Home >News >India >ADB expects Indian economy to contract at a slower pace of 8%

The Asian Development Bank on Thursday said the Indian economy will contract at a slower pace of 8% against its earlier estimate of 9% in FY21 on the back of a faster recovery in Asia’s third-largest economy following the easing of covid restrictions.

“The earlier South Asia forecast for 6.8% contraction is upgraded to 6.1% in line with an improved projection for India, as recovery accelerates, from 9% contraction to 8%. Growth will return in 2021, at 7.2% in South Asia and 8% in India," ADB said in a supplement to its Asian Development Outlook.

The Indian economy contracted by 23.9% in the June quarter of FY21 and “began to normalize after containment measures started to ease in June". Economic contraction in the September quarter narrowed to 7.5%, better than expected, ADB said.

ADB now projects China’s economy to grow at 2.1% in 2020 from its earlier estimate of 1.8% growth, factoring in consistent fiscal and monetary support by the government.
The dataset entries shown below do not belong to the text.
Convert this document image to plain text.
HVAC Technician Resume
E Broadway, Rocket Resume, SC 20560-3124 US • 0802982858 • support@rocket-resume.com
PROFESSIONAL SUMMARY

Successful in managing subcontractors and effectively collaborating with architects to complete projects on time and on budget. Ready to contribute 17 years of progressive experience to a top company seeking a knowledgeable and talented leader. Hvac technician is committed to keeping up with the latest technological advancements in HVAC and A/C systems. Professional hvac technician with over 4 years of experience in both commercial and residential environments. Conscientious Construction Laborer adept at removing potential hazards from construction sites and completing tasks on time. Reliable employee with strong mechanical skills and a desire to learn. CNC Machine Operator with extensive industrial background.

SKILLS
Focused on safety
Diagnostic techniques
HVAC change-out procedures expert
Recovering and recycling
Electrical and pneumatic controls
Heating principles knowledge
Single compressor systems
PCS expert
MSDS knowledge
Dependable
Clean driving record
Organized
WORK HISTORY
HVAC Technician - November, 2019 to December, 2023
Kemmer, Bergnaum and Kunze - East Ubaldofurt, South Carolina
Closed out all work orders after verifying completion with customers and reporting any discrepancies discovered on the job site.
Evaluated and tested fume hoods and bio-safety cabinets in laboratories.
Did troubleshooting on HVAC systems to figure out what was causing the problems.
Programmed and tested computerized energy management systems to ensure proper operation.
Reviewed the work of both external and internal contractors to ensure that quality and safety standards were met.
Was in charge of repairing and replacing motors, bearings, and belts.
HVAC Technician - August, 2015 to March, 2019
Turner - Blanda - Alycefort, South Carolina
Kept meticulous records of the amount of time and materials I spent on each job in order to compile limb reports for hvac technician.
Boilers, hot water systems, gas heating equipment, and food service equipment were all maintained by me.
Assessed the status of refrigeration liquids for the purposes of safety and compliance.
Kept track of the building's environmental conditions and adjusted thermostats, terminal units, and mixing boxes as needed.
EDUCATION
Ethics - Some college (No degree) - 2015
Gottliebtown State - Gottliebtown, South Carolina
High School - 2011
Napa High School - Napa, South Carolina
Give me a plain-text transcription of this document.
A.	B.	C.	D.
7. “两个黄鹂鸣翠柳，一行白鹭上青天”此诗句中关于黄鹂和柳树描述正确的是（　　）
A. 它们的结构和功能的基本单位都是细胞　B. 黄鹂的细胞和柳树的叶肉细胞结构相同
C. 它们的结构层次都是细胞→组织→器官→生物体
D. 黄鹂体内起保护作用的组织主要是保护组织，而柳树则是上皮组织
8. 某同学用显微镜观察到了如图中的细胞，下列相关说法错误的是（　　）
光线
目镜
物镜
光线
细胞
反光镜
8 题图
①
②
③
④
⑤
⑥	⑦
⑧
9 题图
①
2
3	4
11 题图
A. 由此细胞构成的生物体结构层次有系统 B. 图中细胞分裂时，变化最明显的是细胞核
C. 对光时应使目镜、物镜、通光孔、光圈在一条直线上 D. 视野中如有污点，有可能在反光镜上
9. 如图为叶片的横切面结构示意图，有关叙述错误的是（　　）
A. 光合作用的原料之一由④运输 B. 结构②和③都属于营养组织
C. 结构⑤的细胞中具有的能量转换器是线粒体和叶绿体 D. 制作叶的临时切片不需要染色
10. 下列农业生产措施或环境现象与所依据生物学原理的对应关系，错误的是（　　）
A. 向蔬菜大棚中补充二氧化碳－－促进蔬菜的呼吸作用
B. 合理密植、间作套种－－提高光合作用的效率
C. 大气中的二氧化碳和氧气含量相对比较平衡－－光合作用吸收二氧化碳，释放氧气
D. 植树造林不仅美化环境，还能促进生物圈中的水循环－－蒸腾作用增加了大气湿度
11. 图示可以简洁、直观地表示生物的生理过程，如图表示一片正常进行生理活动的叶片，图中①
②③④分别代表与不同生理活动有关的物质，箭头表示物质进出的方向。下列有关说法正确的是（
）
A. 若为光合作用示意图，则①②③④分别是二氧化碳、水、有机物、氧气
“The outlook for developing Asia is showing improvement. Growth projections have been upgraded for China and India, the region’s two largest economies," said ADB chief economist Yasuyuki Sawada.

“A prolonged pandemic remains the primary risk. However, recent developments on the vaccine front are tempering this. Safe, effective and timely vaccine delivery in developing economies will be critical to support the reopening of economies and the recovery of growth," he said.

However, ADB revised its inflation forecast for FY21 to 5.8% from its earliest estimate of 4.5%. “In India, supply chain disruption brought food inflation to an average of 9.1% in the first seven months of FY21, pushing headline inflation to 6.9% in the same period. Inflation in India is expected to ease in the coming months and the 4% update projection for FY22 is maintained," ADB said.

Fitch Ratings on Tuesday revised upward its GDP estimate for India to a contraction of 9.4% in FY21 from the -10.5% projected earlier on the back of a faster-than-expected recovery and expected rollout of vaccines. However, it cautioned that the vaccine rollout over the next year will not reach the majority of the people, given the huge logistical and distribution challenges in the heavily populated country.